Aujourd’hui, la bataille est bien plus contre le terrorisme mental que matériel ; et la conviction à ressasser, au lieu de son interprétation obsolète, est que l'islam respecte la loi de l'altérité ; cela aidera à le contrer. Outre d'être véridique dans la lecture de notre foi humaniste, agissant sur l'inconscient, elle contribuera au renforcement des droits et des libertés dans notre pays et à la consolidation de l'acceptation de l'autre pour un vivre-ensemble qui doit être serein et paisible, condition sine qua non pour de la démocratie.
On ne peut plus sommer notre prochain d'être à notre image, conforme à notre idéologie, notre foi ; il est impératif de le reconnaître et le respecter tel qu'il est, car il pourrait bien se révéler encore plus pieux et digne que nous.
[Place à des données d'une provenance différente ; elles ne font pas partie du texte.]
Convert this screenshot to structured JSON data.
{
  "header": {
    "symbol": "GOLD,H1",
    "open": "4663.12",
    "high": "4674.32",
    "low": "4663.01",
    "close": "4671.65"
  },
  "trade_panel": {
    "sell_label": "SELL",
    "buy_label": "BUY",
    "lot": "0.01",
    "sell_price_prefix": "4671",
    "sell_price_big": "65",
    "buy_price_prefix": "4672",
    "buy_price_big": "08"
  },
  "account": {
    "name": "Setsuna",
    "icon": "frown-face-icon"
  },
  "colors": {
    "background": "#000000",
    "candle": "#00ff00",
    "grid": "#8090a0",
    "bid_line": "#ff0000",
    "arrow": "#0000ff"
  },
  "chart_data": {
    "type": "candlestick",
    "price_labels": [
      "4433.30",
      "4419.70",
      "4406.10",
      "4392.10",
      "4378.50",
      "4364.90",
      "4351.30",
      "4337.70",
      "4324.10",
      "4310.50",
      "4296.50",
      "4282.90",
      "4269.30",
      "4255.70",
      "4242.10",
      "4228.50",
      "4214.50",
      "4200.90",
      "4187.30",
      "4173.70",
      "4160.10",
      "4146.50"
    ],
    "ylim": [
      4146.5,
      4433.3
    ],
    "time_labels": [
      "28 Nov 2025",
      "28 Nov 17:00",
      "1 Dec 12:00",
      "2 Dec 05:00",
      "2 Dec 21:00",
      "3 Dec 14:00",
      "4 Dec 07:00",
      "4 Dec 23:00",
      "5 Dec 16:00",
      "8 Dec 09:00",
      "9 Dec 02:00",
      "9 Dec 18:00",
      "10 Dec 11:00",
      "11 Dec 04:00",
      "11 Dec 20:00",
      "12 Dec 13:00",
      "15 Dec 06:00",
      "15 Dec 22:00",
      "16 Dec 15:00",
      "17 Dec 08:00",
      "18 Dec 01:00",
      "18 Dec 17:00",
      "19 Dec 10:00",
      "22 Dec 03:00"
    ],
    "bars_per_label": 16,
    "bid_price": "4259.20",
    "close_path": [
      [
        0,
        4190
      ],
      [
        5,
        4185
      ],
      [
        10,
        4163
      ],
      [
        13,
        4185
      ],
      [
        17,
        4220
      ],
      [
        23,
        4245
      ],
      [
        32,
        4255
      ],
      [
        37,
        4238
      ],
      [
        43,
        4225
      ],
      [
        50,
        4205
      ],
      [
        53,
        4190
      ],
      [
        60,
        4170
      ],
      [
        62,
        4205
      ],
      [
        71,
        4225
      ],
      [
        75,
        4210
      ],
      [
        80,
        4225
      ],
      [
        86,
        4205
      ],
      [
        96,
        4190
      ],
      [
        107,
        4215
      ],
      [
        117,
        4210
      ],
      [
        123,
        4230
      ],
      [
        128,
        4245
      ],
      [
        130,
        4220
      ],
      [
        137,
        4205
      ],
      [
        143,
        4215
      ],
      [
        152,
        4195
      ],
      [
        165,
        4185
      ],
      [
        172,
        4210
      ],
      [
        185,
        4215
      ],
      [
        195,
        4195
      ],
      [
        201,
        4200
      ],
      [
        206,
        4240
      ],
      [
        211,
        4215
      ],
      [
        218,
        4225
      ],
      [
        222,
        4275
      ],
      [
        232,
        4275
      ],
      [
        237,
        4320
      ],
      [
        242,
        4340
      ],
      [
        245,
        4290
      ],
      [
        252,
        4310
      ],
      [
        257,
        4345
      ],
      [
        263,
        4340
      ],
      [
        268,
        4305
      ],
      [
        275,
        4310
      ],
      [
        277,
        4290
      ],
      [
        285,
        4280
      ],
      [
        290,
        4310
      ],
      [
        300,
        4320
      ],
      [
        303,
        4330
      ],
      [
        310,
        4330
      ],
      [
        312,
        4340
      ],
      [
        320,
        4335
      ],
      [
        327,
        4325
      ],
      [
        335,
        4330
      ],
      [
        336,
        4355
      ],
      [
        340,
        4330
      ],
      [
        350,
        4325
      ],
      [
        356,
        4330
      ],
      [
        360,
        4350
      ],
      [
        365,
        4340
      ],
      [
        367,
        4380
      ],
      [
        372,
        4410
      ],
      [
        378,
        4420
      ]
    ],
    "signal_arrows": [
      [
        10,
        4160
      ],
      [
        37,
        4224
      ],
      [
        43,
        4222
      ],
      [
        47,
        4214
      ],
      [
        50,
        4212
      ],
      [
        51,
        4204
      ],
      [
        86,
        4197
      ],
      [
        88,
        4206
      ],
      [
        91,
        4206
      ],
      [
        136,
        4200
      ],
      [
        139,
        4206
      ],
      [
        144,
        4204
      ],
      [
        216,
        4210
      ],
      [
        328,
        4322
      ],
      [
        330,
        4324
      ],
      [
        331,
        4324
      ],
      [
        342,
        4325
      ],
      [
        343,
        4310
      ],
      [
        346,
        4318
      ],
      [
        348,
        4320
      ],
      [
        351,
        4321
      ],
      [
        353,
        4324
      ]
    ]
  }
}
Un tel relativisme salutaire impose à nos politiciens d’arrêter d'user de mensonges et de jonglerie politique. Servir la cause de la démocratie pourrait se manifester par un acte solennel d'abolition des lois les plus scélérates. Ce sont nos délires actuels et nos erreurs, en tolérant une législation tyrannicide, qui conditionnent les turpitudes dont souffre le pays et qui y font le lit à d'autres malheurs. Y a-t-il des justes sur notre scène politique pour mettre fin à pareil aveuglement suicidaire?